It’s hard to imagine how food left out to fester could possibly be good for you. But research has shown how some fermented foods contain bacteria that can help preserve the sanctity of what’s referred to as your “gut biome,” or existing colonies of beneficial bacteria, that live in digestive system.
As a result, many fermented foods and drinks have come to occupy marquee space in your local market. Kombuchas (or fermented teas) in various formations line the shelves, emblazoned with health-promoting promises. Other naturally fermented foods, like yogurt and kefir, kimchi, sauerkraut and tempeh, also now seem to be surging in newfound popularity.
The “good” bacteria some foods acquire during fermentation may potentially have a positive impact on your overall health while keeping “bad” bacteria at bay. “Fermented foods can produce compounds that prevent and destroy the growth of harmful bacteria in the gut, assist in the production of neurotransmitters, acetylcholine (a chemical released by nerve cells to send signals to other cells) and serotonin (a feel-good chemical produced by nerve cells in your gut), aids in the production of stomach acid, boosts your immune system and improves your mood,” says Sandra Allonen, MEd, RD, LDN, outpatient ambulatory dietitian at Beth Israel Deaconess Medical Center in Boston, MA.
“Basically, the gut is the foundation of health upon which every organ in your body is dependent, including your brain,” Pedre explains. “If you can’t absorb nutrients properly, then your body can’t heal. If the gut is so permeable, as in leaky gut syndrome, this has been associated with whole body inflammation, increased risk for metabolic syndrome, glucose intolerance, obesity, dementia and diabetes. Food allergies and sensitivities may be seen on the surface as skin issues, like hives, eczema, and dermatitis, but also internally as migraines, allergies, and asthma. Thus, the gut is strongly connected to every organ system, including the brain, and is a major player in the evolution of systemic, chronic disease,” he explains.
Pedre says fermented foods produce vitamins B12 and K2, which impacts the nervous system to the cardiovascular system to the bones; helping the body to eliminate toxins, fending off harmful bacteria, yeast, and parasites, adding what he calls “friendly flora” to the gut lining — even boosting the immune system.

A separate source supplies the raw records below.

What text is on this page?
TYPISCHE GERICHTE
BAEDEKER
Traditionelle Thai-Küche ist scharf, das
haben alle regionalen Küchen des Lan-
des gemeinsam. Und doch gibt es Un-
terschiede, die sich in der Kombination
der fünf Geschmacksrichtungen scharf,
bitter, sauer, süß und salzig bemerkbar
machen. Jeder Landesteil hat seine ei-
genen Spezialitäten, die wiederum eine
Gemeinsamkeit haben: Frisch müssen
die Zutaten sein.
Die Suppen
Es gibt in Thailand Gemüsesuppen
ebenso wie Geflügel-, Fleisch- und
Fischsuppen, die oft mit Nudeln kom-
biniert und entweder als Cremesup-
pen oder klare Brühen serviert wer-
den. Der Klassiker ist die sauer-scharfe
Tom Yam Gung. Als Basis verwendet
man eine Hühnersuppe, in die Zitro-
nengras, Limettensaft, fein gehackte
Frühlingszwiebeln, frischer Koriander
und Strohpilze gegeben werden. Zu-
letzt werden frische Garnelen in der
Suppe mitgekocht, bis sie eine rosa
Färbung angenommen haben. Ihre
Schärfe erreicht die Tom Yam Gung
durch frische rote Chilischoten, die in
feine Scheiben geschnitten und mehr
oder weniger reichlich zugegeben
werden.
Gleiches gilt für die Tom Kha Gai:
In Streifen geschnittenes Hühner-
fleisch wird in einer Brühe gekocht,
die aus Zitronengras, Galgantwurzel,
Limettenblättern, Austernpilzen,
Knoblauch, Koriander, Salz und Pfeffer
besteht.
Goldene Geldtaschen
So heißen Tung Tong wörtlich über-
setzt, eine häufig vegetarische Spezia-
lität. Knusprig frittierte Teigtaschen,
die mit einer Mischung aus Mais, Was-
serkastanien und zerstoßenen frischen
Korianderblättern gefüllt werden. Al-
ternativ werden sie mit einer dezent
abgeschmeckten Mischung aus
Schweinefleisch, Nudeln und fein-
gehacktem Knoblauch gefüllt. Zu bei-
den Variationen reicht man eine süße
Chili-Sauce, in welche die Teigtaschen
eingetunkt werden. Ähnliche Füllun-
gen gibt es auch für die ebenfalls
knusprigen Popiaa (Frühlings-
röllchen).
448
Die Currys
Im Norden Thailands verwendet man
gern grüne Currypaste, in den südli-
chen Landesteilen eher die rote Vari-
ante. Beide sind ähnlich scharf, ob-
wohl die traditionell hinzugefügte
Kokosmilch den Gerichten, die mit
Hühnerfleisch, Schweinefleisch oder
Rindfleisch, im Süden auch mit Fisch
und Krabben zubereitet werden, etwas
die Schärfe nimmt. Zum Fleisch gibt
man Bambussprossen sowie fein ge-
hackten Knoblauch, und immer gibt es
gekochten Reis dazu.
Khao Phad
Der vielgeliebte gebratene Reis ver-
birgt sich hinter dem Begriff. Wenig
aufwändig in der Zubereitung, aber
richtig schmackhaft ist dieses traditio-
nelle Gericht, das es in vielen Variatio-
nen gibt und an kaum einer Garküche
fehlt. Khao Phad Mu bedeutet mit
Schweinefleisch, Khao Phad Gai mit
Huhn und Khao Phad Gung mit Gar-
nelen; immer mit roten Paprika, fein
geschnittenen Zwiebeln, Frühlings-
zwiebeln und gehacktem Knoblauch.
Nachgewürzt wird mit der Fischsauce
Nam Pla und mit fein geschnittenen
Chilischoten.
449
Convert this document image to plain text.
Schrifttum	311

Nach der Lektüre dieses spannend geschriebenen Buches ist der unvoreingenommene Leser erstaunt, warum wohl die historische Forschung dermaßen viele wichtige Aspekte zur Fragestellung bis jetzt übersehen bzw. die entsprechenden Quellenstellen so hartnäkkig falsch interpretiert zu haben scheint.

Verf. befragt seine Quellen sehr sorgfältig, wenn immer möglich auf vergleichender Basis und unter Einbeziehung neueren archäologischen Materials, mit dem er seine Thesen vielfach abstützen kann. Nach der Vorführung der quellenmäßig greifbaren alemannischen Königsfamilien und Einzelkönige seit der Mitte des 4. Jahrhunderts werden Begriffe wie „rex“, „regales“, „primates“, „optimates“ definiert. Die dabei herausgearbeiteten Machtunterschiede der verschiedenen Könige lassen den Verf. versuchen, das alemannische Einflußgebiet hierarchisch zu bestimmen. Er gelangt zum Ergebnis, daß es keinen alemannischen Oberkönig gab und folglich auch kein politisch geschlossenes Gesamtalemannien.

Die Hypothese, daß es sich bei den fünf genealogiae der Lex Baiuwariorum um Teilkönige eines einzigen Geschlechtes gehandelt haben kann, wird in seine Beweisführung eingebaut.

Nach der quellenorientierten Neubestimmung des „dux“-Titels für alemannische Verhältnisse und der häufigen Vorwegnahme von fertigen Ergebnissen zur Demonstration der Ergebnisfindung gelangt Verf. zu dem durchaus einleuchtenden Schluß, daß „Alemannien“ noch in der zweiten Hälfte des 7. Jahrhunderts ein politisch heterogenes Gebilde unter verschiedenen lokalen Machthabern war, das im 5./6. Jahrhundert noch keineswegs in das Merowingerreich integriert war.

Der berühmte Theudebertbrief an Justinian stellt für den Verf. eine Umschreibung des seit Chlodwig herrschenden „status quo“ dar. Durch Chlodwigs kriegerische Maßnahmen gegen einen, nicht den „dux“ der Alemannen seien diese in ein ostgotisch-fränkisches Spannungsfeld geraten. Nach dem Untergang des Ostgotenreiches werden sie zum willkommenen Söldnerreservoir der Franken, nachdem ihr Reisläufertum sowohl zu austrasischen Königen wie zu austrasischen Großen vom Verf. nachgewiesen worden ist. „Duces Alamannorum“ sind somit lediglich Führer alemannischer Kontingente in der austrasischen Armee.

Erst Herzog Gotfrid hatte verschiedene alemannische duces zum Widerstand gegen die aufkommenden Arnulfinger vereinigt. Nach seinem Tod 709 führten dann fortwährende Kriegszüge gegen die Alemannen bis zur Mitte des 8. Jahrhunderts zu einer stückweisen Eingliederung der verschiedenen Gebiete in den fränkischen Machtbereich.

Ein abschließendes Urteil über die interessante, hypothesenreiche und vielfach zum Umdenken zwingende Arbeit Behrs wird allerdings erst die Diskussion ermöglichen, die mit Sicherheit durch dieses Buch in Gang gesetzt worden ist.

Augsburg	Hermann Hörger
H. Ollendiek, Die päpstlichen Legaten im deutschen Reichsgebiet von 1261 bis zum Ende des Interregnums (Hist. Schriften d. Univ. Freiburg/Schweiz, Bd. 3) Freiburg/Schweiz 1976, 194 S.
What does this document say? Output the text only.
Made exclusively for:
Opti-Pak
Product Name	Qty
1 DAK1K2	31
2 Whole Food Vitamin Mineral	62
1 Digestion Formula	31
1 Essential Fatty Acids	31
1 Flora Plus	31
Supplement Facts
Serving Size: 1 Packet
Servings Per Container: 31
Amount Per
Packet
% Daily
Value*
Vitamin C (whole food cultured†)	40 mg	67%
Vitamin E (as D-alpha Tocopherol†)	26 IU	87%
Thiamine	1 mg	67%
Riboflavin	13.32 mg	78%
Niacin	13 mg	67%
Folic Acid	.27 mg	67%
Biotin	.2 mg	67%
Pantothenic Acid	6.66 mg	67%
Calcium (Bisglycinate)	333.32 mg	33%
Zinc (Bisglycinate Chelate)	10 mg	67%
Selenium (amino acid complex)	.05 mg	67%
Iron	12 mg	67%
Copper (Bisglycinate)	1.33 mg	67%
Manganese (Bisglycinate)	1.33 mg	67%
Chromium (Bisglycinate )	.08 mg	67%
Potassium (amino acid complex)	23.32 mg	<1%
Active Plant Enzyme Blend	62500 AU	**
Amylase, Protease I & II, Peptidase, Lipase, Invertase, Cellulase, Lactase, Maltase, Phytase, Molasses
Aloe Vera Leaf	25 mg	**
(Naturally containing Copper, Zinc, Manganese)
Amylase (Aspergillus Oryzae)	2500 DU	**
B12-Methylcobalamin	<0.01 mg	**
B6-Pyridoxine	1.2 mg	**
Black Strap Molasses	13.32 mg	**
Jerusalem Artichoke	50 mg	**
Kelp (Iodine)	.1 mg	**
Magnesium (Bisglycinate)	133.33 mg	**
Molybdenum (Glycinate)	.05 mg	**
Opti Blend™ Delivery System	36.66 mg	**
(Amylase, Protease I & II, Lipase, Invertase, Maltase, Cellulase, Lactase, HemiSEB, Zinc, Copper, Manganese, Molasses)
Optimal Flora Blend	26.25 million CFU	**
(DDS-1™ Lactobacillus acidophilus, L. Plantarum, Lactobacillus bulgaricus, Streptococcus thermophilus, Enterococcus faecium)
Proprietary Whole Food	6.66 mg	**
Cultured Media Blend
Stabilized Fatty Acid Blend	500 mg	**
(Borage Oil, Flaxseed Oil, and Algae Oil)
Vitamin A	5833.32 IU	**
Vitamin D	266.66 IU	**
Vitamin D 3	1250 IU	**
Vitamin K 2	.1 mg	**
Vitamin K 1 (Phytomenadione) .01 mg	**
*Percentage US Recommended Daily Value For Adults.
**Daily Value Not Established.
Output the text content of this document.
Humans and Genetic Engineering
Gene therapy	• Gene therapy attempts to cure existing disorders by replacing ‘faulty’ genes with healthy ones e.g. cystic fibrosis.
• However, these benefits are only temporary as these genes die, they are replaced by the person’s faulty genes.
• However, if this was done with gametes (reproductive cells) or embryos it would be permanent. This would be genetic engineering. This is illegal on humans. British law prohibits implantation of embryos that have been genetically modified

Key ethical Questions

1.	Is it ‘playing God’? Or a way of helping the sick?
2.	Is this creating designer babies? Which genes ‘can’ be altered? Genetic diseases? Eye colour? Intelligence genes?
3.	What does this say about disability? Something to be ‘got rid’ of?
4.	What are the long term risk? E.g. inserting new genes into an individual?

“Seventy percent of the immune system exists all along the digestive tract,” Pedre explains. “Favorable bacteria has a regulatory effect on the immune system, keeping inflammation down and promoting cells that control the immune response.”
Rising awareness of gut health has driven the sale of probiotics (and related fermented drinks like kombucha) into big business. An article that questions the efficacy of probiotics in Scientific American cites statistics from San Francisco–based business consulting firm Grand View Research, estimating the global probiotics market exceeded $35 billion in 2015 and that it will reach $66 billion by 2024.
Keep an eye out for fermented foods that require refrigeration — Allonen says most fermented foods in supermarket jars or cans have been pasteurized and cooked at high heat, killing any friendly bacteria. She also recommends introducing fermented foods into your diet gradually — they can be problematic if you have yeast overgrowth, like candida. “In this case, eating fermented foods may cause headaches, malaise, fatigue, muscle aches and sometimes even low-grade fevers,” warns Pedre.
Ready to give fermented foods a try? Here are four to add to your diet:
Pedre recommends homemade kefir as a solid source of good bacteria. “Homemade kefir can achieve probiotic concentrations in the trillions. This can be very beneficial for chronic gut issues of all types, including colitis.” Be super careful though — Allonen warns homemade fermented food that isn’t prepared or handled properly can lead to food poisoning. If you aren’t industrious, seek out plain yogurts and kefirs in the supermarket with live, active cultures and without added sugars or artificial flavors.
Traced back to ancient times, a tablespoon of sauerkraut, or preserved cabbage, is a great way to take in some good bacteria, says Pedre. However, as this study and Pedre warns, fermentation can increase its histamine content, so those who are histamine sensitive may have a negative reaction to them, like allergies, skin rashes — even hives. “You know if you’re histamine-sensitive if you tend to flush when you drink a glass of wine,” says Pedre.
This tasty concoction of fermented vegetables and seasonings is the cornerstone of Korean cuisine. It’s also full of fiber, live cultures and probiotics to keep your gut in check. Try it as a condiment with meat and vegetables in a lettuce wrap or taco, in scrambled eggs or in a salad or rice bowl.
Before stocking up, Allonen warns that savory fermented foods, like pickles, sauerkraut, kimchi, miso and soy sauce, can be loaded with sodium, so read the labels and opt for the low-sodium variety. The American Heart Association recommends keeping your sodium intake to under 1500 mg per day.